Advancing nutrition research with novel technologies and innovative data sources

février 4, 2019 | Florent Schäfer & Gérald Neveu - Innovation Science and Nutrition, Danone Research

More and more people are choosing to take charge of their health by modifying their diet and lifestyle. Awareness in healthy eating is increasing, while the recent surge in health technologies facilitates the active and passive recording of health parameters in real time. Nutrition science, which aims to understand the relationship between food, eating, social factors, dietary concerns and health, makes no exception and continues to evolve along with the modernization of technology and healthcare services.

Thanks to an easier access to technologies and data acquisition methods (including smartphone applications and sensors), new data sources need to be considered in nutrition research in the era of Omics and Big Data. Being more objective and used along with conventional clinical and biological parameters (e.g. individual composition of gut microbiome), they allow us to collect additional information on individuals and populations, and to answer additional scientific questions.
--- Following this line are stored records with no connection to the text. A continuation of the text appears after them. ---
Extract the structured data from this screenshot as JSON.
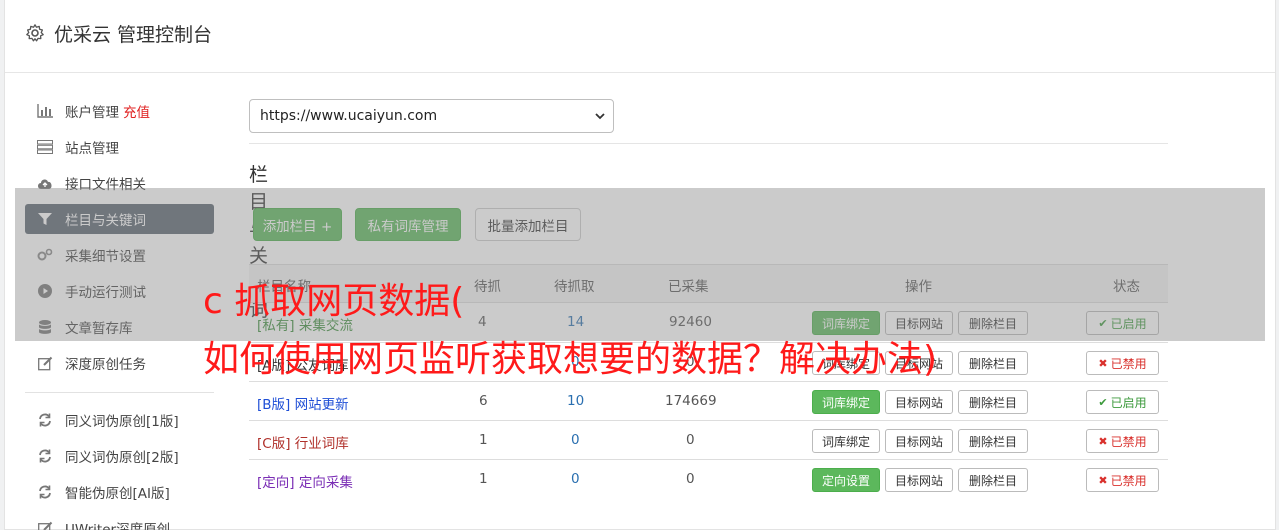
{
  "header": {
    "title": "优采云 管理控制台",
    "icon": "gear-icon"
  },
  "sidebar": {
    "items": [
      {
        "label": "账户管理",
        "badge": "充值",
        "icon": "bar-chart-icon"
      },
      {
        "label": "站点管理",
        "icon": "server-icon"
      },
      {
        "label": "接口文件相关",
        "icon": "cloud-upload-icon"
      },
      {
        "label": "栏目与关键词",
        "icon": "filter-icon",
        "active": true
      },
      {
        "label": "采集细节设置",
        "icon": "gears-icon"
      },
      {
        "label": "手动运行测试",
        "icon": "play-circle-icon"
      },
      {
        "label": "文章暂存库",
        "icon": "database-icon"
      },
      {
        "label": "深度原创任务",
        "icon": "edit-icon"
      },
      {
        "label": "同义词伪原创[1版]",
        "icon": "refresh-icon"
      },
      {
        "label": "同义词伪原创[2版]",
        "icon": "refresh-icon"
      },
      {
        "label": "智能伪原创[AI版]",
        "icon": "refresh-icon"
      },
      {
        "label": "UWriter深度原创",
        "icon": "edit-icon"
      }
    ]
  },
  "main": {
    "site_select": "https://www.ucaiyun.com",
    "section_title": "栏目与关键词",
    "buttons": {
      "add_column": "添加栏目 +",
      "private_lib": "私有词库管理",
      "batch_add": "批量添加栏目"
    },
    "table": {
      "headers": [
        "栏目名称",
        "待抓",
        "待抓取",
        "已采集",
        "操作",
        "状态"
      ],
      "rows": [
        {
          "name": "[私有] 采集交流",
          "a": "4",
          "b": "14",
          "c": "92460",
          "op1": "词库绑定",
          "op2": "目标网站",
          "op3": "删除栏目",
          "status": "已启用",
          "status_on": true,
          "color": "#3c8f3c"
        },
        {
          "name": "[A版] 公友词库",
          "a": "",
          "b": "0",
          "c": "0",
          "op1": "词库绑定",
          "op2": "目标网站",
          "op3": "删除栏目",
          "status": "已禁用",
          "status_on": false,
          "color": "#333333"
        },
        {
          "name": "[B版] 网站更新",
          "a": "6",
          "b": "10",
          "c": "174669",
          "op1": "词库绑定",
          "op2": "目标网站",
          "op3": "删除栏目",
          "status": "已启用",
          "status_on": true,
          "color": "#1f4fd6"
        },
        {
          "name": "[C版] 行业词库",
          "a": "1",
          "b": "0",
          "c": "0",
          "op1": "词库绑定",
          "op2": "目标网站",
          "op3": "删除栏目",
          "status": "已禁用",
          "status_on": false,
          "color": "#b0302a"
        },
        {
          "name": "[定向] 定向采集",
          "a": "1",
          "b": "0",
          "c": "0",
          "op1": "定向设置",
          "op2": "目标网站",
          "op3": "删除栏目",
          "status": "已禁用",
          "status_on": false,
          "color": "#7a2db5"
        }
      ]
    }
  },
  "overlay": {
    "line1": "c 抓取网页数据(",
    "line2": "如何使用网页监听获取想要的数据？解决办法)"
  }
}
Furthermore, by applying an analytical layer with advanced algorithms (Machine Learning, AI), we can offer personalized solutions to help people making healthier food choices [1]. However, can science be separated from the hype to identify practical opportunities in nutrition research to achieve and maintain healthy eating among individuals and populations?
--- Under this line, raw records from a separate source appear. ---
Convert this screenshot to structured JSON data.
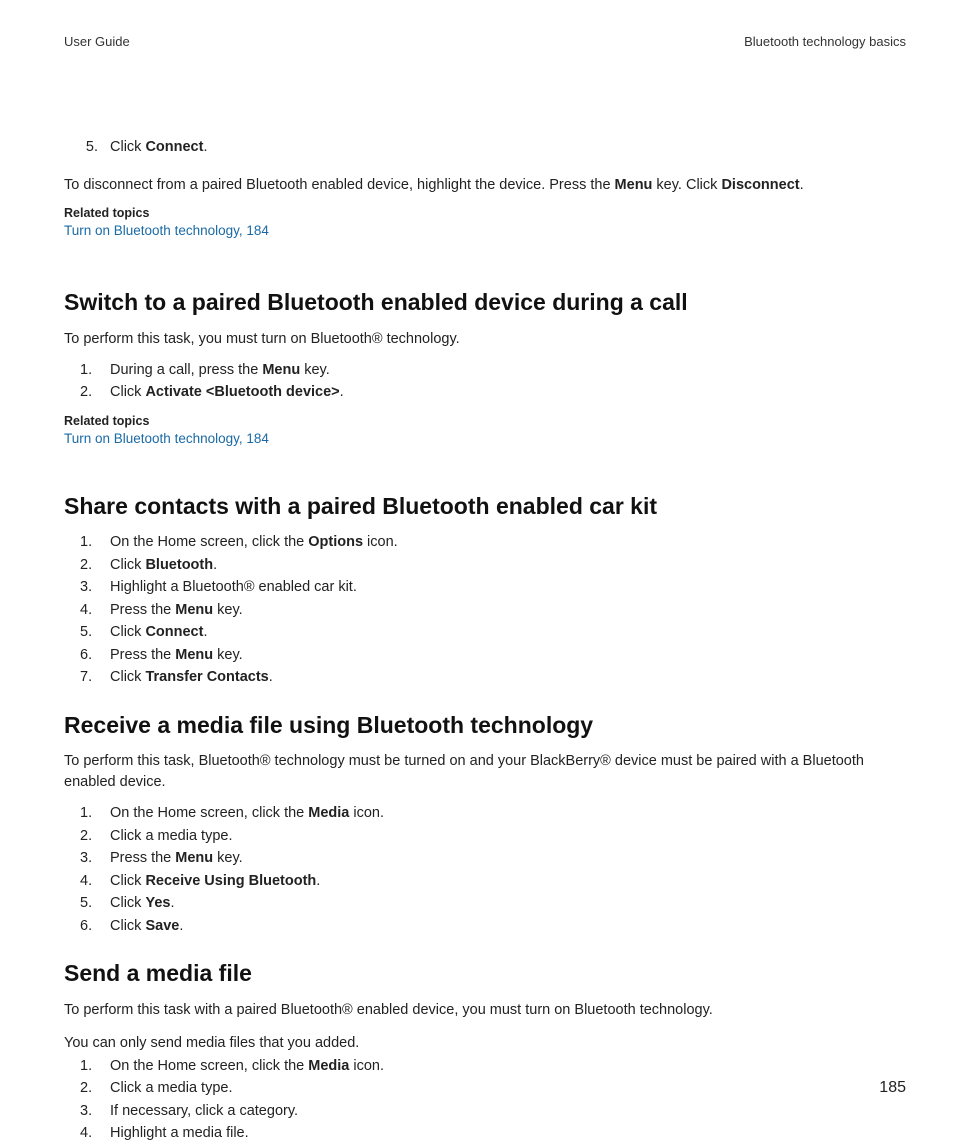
{
  "header": {
    "left": "User Guide",
    "right": "Bluetooth technology basics"
  },
  "intro_step5": {
    "num": "5.",
    "pre": "Click ",
    "bold": "Connect",
    "post": "."
  },
  "disconnect": {
    "pre": "To disconnect from a paired Bluetooth enabled device, highlight the device. Press the ",
    "b1": "Menu",
    "mid": " key. Click ",
    "b2": "Disconnect",
    "post": "."
  },
  "related1": {
    "title": "Related topics",
    "link": "Turn on Bluetooth technology, 184"
  },
  "section_switch": {
    "title": "Switch to a paired Bluetooth enabled device during a call",
    "para": "To perform this task, you must turn on Bluetooth® technology.",
    "s1": {
      "num": "1.",
      "pre": "During a call, press the ",
      "b": "Menu",
      "post": " key."
    },
    "s2": {
      "num": "2.",
      "pre": "Click ",
      "b": "Activate <Bluetooth device>",
      "post": "."
    }
  },
  "related2": {
    "title": "Related topics",
    "link": "Turn on Bluetooth technology, 184"
  },
  "section_share": {
    "title": "Share contacts with a paired Bluetooth enabled car kit",
    "s1": {
      "num": "1.",
      "pre": "On the Home screen, click the ",
      "b": "Options",
      "post": " icon."
    },
    "s2": {
      "num": "2.",
      "pre": "Click ",
      "b": "Bluetooth",
      "post": "."
    },
    "s3": {
      "num": "3.",
      "text": "Highlight a Bluetooth® enabled car kit."
    },
    "s4": {
      "num": "4.",
      "pre": "Press the ",
      "b": "Menu",
      "post": " key."
    },
    "s5": {
      "num": "5.",
      "pre": "Click ",
      "b": "Connect",
      "post": "."
    },
    "s6": {
      "num": "6.",
      "pre": "Press the ",
      "b": "Menu",
      "post": " key."
    },
    "s7": {
      "num": "7.",
      "pre": "Click ",
      "b": "Transfer Contacts",
      "post": "."
    }
  },
  "section_receive": {
    "title": "Receive a media file using Bluetooth technology",
    "para": "To perform this task, Bluetooth® technology must be turned on and your BlackBerry® device must be paired with a Bluetooth enabled device.",
    "s1": {
      "num": "1.",
      "pre": "On the Home screen, click the ",
      "b": "Media",
      "post": " icon."
    },
    "s2": {
      "num": "2.",
      "text": "Click a media type."
    },
    "s3": {
      "num": "3.",
      "pre": "Press the ",
      "b": "Menu",
      "post": " key."
    },
    "s4": {
      "num": "4.",
      "pre": "Click ",
      "b": "Receive Using Bluetooth",
      "post": "."
    },
    "s5": {
      "num": "5.",
      "pre": "Click ",
      "b": "Yes",
      "post": "."
    },
    "s6": {
      "num": "6.",
      "pre": "Click ",
      "b": "Save",
      "post": "."
    }
  },
  "section_send": {
    "title": "Send a media file",
    "para1": "To perform this task with a paired Bluetooth® enabled device, you must turn on Bluetooth technology.",
    "para2": "You can only send media files that you added.",
    "s1": {
      "num": "1.",
      "pre": "On the Home screen, click the ",
      "b": "Media",
      "post": " icon."
    },
    "s2": {
      "num": "2.",
      "text": "Click a media type."
    },
    "s3": {
      "num": "3.",
      "text": "If necessary, click a category."
    },
    "s4": {
      "num": "4.",
      "text": "Highlight a media file."
    }
  },
  "page_number": "185"
}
Is technology ahead of nutrition research?

Nutritional measures are needed in research studies for various purposes: diet assessment may be needed in observational settings to generate information at population level [2] (i.e. nutritional epidemiology) and to explore diet/disease relationships in large samples of participants [3] (i.e. cohorts). It is also needed in interventional settings for the measurement of outcomes (when testing the efficacy of a solution on diet parameters) and collected throughout the conduct of a clinical trial when background diet may interfere with the effect of a tested intervention, whatever its nature (e.g. dietary, food, pharmaceutical, behavioral, or else) [4].
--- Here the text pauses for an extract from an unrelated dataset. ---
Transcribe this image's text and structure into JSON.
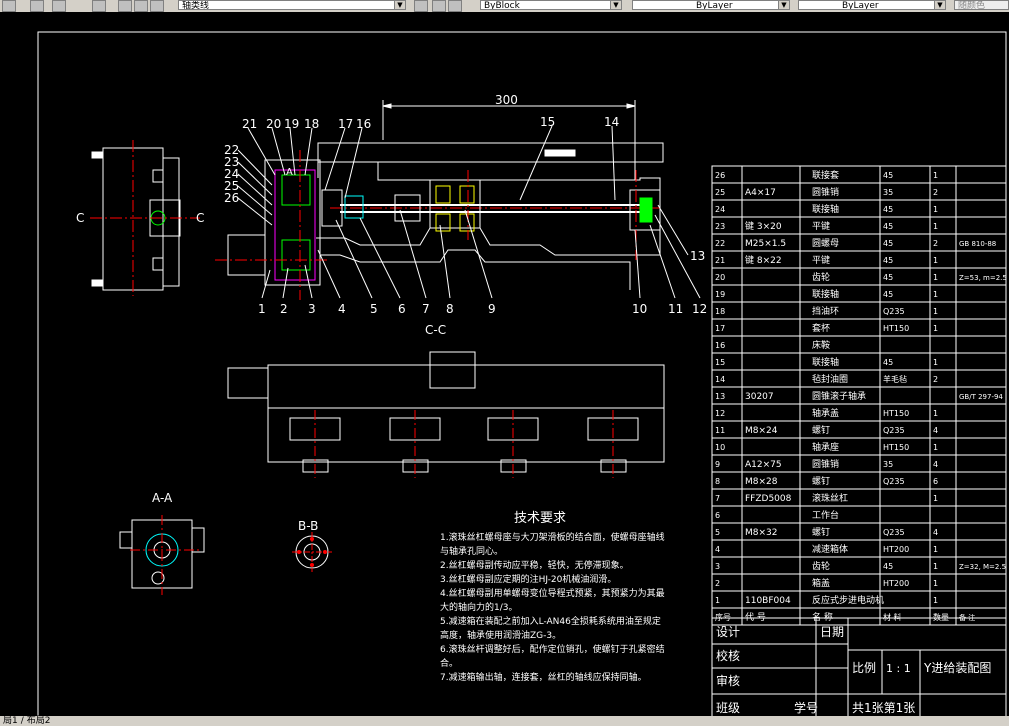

While nutrition studies are conducted according to harmonized referential [5][6], the heterogeneity in research objectives, designs and dietary assessment solutions prevent the use of an all-in-one tool for the acquisition and analysis of dietary data in clinical setting: Each dietary assessment method has strengths and limits and should only be used in relevant situations [7] especially when exploring diet-associated diseases [8]. There is however room for improvement: while clinical research tends to be more centered on the participant, the timeframe to deliver scientifically validated digital solutions for diet assessment, to be used by participant alone, can hardly keep up with the rapid pace imposed by technology [9]: on one hand, the number of available health-oriented mobile applications is skyrocketing, but they usually lack scientific validation [10]. On the other hand, existing validated methods to characterize the diet of individuals and populations are not always suitable in the digital, crowdsourcing and patient-centered era. Key challenges therefore include the validation of available mobile solutions and/or the digitalization of existing scientifically validated solutions.

Opportunities for nutritional epidemiology and personalized nutrition

While dietary recommendations are based on assessment of populations, assessing dietary habits and health is not sufficient anymore: Among many parameters, each of us has a unique gut microbiome, metabolism, and physical activity profile, and nutrition can now be more personalized than ever [11]. However, setting up individual recommendation can only be achieved by reshaping standards for data management to ensure interoperability between systems and large sets of information.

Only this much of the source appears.